At this stage, we do what we do best in R&D: playtest and refine. Over and over and over. We swap cards in and out. We speculatively try some cards just to see what they do (and often, what they do is come right back out of the decks). We balance the decks with one another so neither one is an auto-win.

Duel Deckin' Upgrades - 2010, Jacob van Lunen (a player this time, not someone from R&D) on Elspeth vs Tezzeret, suggesting that play skill/style may well have something to do with perceptions of imbalance:

A lot of players at my local shop have complained that the Elspeth deck wins almost every game they play. After having played a lot of games with both decks I was very surprised to hear this. In my experience, the decks present each other with a very even and exciting match.

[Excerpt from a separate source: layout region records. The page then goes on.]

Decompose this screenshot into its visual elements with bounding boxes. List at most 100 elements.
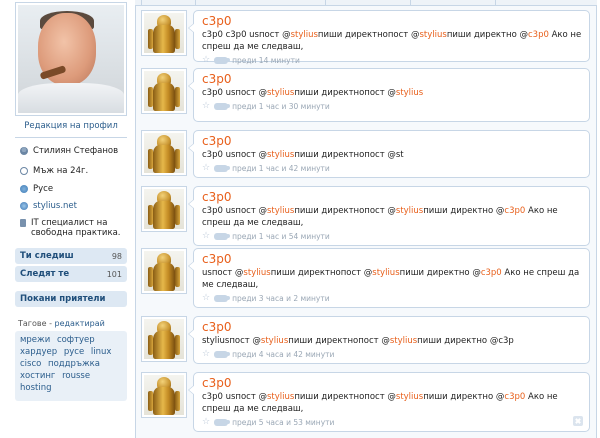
favorite-star-icon[interactable]: ☆: [202, 348, 210, 361]
reply-icon[interactable]: [214, 103, 231, 110]
tweet-author-avatar[interactable]: [141, 372, 187, 418]
tags-edit-link[interactable]: редактирай: [55, 319, 105, 328]
profile-photo-frame[interactable]: [15, 2, 127, 116]
tweet-author-avatar[interactable]: [141, 68, 187, 114]
tweet-text: c3p0 c3p0 usпост @styliusпиши директнопо…: [202, 29, 583, 53]
mention-link[interactable]: stylius: [267, 88, 294, 98]
mention-link[interactable]: c3p0: [481, 268, 502, 278]
reply-icon[interactable]: [214, 233, 231, 240]
mention-link[interactable]: stylius: [396, 392, 423, 402]
mention-link[interactable]: stylius: [267, 150, 294, 160]
tweet-bubble: c3p0 c3p0 usпост @styliusпиши директнопос…: [188, 130, 590, 178]
tweet-timestamp[interactable]: преди 5 часа и 53 минути: [232, 416, 334, 429]
tweet-author-avatar[interactable]: [141, 186, 187, 232]
profile-avatar[interactable]: [18, 5, 124, 113]
tweet-text-segment: пиши директнопост: [294, 392, 388, 402]
mention-link[interactable]: stylius: [372, 268, 399, 278]
divider: [15, 137, 127, 138]
favorite-star-icon[interactable]: ☆: [202, 162, 210, 175]
tweet-text-segment: styliusпост: [202, 336, 253, 346]
reply-icon[interactable]: [214, 57, 231, 64]
mention-link[interactable]: stylius: [396, 88, 423, 98]
tag-link[interactable]: мрежи: [20, 335, 50, 345]
tweet-text: c3p0 usпост @styliusпиши директнопост @s…: [202, 391, 583, 415]
mention-link[interactable]: c3p0: [504, 392, 525, 402]
following-button[interactable]: Ти следиш 98: [15, 248, 127, 264]
edit-profile-link[interactable]: Редакция на профил: [15, 118, 127, 134]
tweet-text-segment: пиши директнопост: [317, 30, 411, 40]
tweet-author-name[interactable]: c3p0: [202, 190, 583, 205]
tweet-timestamp[interactable]: преди 3 часа и 2 минути: [232, 292, 330, 305]
tweet-author-name[interactable]: c3p0: [202, 14, 583, 29]
tweet-text-segment: @: [387, 206, 396, 216]
reply-icon[interactable]: [214, 165, 231, 172]
tag-link[interactable]: rousse: [62, 371, 90, 381]
tweet-timestamp[interactable]: преди 4 часа и 42 минути: [232, 348, 334, 361]
invite-friends-button[interactable]: Покани приятели: [15, 291, 127, 307]
tag-link[interactable]: cisco: [20, 359, 41, 369]
tag-link[interactable]: хостинг: [20, 371, 55, 381]
tweet-author-name[interactable]: c3p0: [202, 376, 583, 391]
tag-link[interactable]: hosting: [20, 383, 52, 393]
mention-link[interactable]: c3p0: [528, 30, 549, 40]
tweet-text-segment: пиши директно: [423, 392, 496, 402]
tag-cloud: мрежи софтуер хардуер русе linux cisco п…: [15, 331, 127, 401]
tweet-text: c3p0 usпост @styliusпиши директнопост @s…: [202, 87, 583, 99]
tweet-meta: ☆ преди 1 час и 42 минути: [202, 162, 583, 175]
mention-link[interactable]: c3p0: [504, 206, 525, 216]
tag-link[interactable]: русе: [64, 347, 84, 357]
tweet-text-segment: c3p0 usпост: [202, 392, 259, 402]
mention-link[interactable]: stylius: [291, 30, 318, 40]
tweet-author-name[interactable]: c3p0: [202, 134, 583, 149]
tweet-author-avatar[interactable]: [141, 248, 187, 294]
mention-link[interactable]: stylius: [261, 336, 288, 346]
tweet-timestamp[interactable]: преди 1 час и 30 минути: [232, 100, 330, 113]
tag-link[interactable]: хардуер: [20, 347, 57, 357]
favorite-star-icon[interactable]: ☆: [202, 100, 210, 113]
tweet-author-avatar[interactable]: [141, 10, 187, 56]
followers-button[interactable]: Следят те 101: [15, 266, 127, 282]
tag-link[interactable]: поддръжка: [48, 359, 100, 369]
tweet-text-segment: пиши директно: [399, 268, 473, 278]
reply-icon[interactable]: [214, 351, 231, 358]
reply-icon[interactable]: [214, 295, 231, 302]
tweet-meta: ☆ преди 1 час и 30 минути: [202, 100, 583, 113]
tweet-text: usпост @styliusпиши директнопост @styliu…: [202, 267, 583, 291]
tweet-text-segment: c3p0 usпост: [202, 206, 259, 216]
tag-link[interactable]: софтуер: [57, 335, 95, 345]
mention-link[interactable]: stylius: [267, 206, 294, 216]
mention-link[interactable]: stylius: [396, 206, 423, 216]
tweet-timestamp[interactable]: преди 1 час и 54 минути: [232, 230, 330, 243]
user-icon: [20, 147, 28, 155]
tweet-text-segment: @: [519, 30, 528, 40]
tweet-text: c3p0 usпост @styliusпиши директнопост @s…: [202, 205, 583, 229]
tweet-text-segment: @: [258, 206, 268, 216]
tweet-author-avatar[interactable]: [141, 130, 187, 176]
tweet-bubble: c3p0 styliusпост @styliusпиши директнопос…: [188, 316, 590, 364]
tag-link[interactable]: linux: [91, 347, 112, 357]
tweet-author-name[interactable]: c3p0: [202, 252, 583, 267]
tweet-timestamp[interactable]: преди 1 час и 42 минути: [232, 162, 330, 175]
favorite-star-icon[interactable]: ☆: [202, 416, 210, 429]
favorite-star-icon[interactable]: ☆: [202, 54, 210, 67]
tweet-timestamp[interactable]: преди 14 минути: [232, 54, 300, 67]
profile-website-row[interactable]: stylius.net: [20, 201, 126, 211]
tweet-bubble: c3p0 c3p0 usпост @styliusпиши директнопос…: [188, 372, 590, 432]
tweet-meta: ☆ преди 1 час и 54 минути: [202, 230, 583, 243]
tweet-text-segment: @: [472, 268, 481, 278]
favorite-star-icon[interactable]: ☆: [202, 292, 210, 305]
mention-link[interactable]: stylius: [390, 336, 417, 346]
delete-icon[interactable]: [573, 416, 583, 426]
tweet-author-avatar[interactable]: [141, 316, 187, 362]
mention-link[interactable]: stylius: [419, 30, 446, 40]
tweet-author-name[interactable]: c3p0: [202, 72, 583, 87]
tweet-author-name[interactable]: c3p0: [202, 320, 583, 335]
favorite-star-icon[interactable]: ☆: [202, 230, 210, 243]
tweet-meta: ☆ преди 4 часа и 42 минути: [202, 348, 583, 361]
reply-icon[interactable]: [214, 419, 231, 426]
followers-label: Следят те: [20, 269, 70, 279]
profile-name-row: Стилиян Стефанов: [20, 146, 126, 156]
mention-link[interactable]: stylius: [267, 392, 294, 402]
profile-website-link[interactable]: stylius.net: [33, 201, 77, 211]
mention-link[interactable]: stylius: [243, 268, 270, 278]
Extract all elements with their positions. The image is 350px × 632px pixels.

  • I'm going to talk to the OP and see if he really meant for "official sources" to mean "Wizards of the Coast". I think your interpretation is probably not what he meant.
    – Rainbolt
    Commented Oct 15, 2015 at 17:02
  • @Rainbolt Okay, sure - but whose intentions would he be asking about if not Wizards? Obviously customers intend to get balanced decks when they buy them, but I'm not sure that's a useful thing to ask about.
    – Cascabel
    Commented Oct 15, 2015 at 17:03
  • Why don't we just wait for him to respond to my question to find out? I see that you have addressed my first two comments via an edit (and quite prominently, at the top of the answer), so I deleted it.
    – Rainbolt
    Commented Oct 15, 2015 at 17:10
  • @Rainbolt Okay, sure. I just thought that given that you think I read the question wrong, you might have something in mind about the right way to have read it.